Final answer:
The parent who claims the dependency exemption for the child may be the one who can deduct medical expenses, but they must have physically paid for them. Eligibility for tax deductions is tied to actual payment of medical expenses by the tax filer, regardless of who has the dependency exemption right.
Step-by-step explanation:
In the case of children from divorced parents, tax rules regarding who can claim the medical expenses as deductions can be complex and depend on various factors. Generally, the parent who claims the dependency exemption for the child on their federal income tax return is typically the one who can claim the medical expenses as deductions, assuming they actually paid these expenses. However, it is not solely the entitlement to the exemption that determines this eligibility; it is also contingent on the actual payment of incurred medical expenses.

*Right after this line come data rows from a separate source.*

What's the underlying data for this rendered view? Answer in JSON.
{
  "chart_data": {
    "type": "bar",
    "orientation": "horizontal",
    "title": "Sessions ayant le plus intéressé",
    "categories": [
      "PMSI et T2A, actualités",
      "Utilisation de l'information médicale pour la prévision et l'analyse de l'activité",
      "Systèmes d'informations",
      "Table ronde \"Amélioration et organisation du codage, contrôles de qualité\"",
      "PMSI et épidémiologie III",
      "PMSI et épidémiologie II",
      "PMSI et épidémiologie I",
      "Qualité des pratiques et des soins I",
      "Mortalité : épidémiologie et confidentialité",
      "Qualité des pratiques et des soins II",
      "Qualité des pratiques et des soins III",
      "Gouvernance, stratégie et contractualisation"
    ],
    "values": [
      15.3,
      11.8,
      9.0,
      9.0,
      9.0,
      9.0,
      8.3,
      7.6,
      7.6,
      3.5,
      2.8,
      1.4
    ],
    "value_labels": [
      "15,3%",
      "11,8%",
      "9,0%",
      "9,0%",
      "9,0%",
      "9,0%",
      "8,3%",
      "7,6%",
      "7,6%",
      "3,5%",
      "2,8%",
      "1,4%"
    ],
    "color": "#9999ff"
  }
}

According to the IRS guidelines, in order to deduct medical expenses for a child, a taxpayer must have paid the expenses during the tax year and the expenses must exceed 7.5% of their adjusted gross income. Thus, even if a parent has the right to the dependency exemption, they must have actually paid for the medical expenses out of their own pocket. If it's the other parent who pays these expenses, the parent with the dependency exemption is generally not able to claim the deduction.
It is important to note that the specifics of this can vary, and there are also provisions in the IRS guidelines that allow a non-custodial parent to claim the child as a dependent under certain circumstances. Taxpayers should consult with a tax professional or refer to the most recent IRS publications to understand how these rules apply to their individual situation.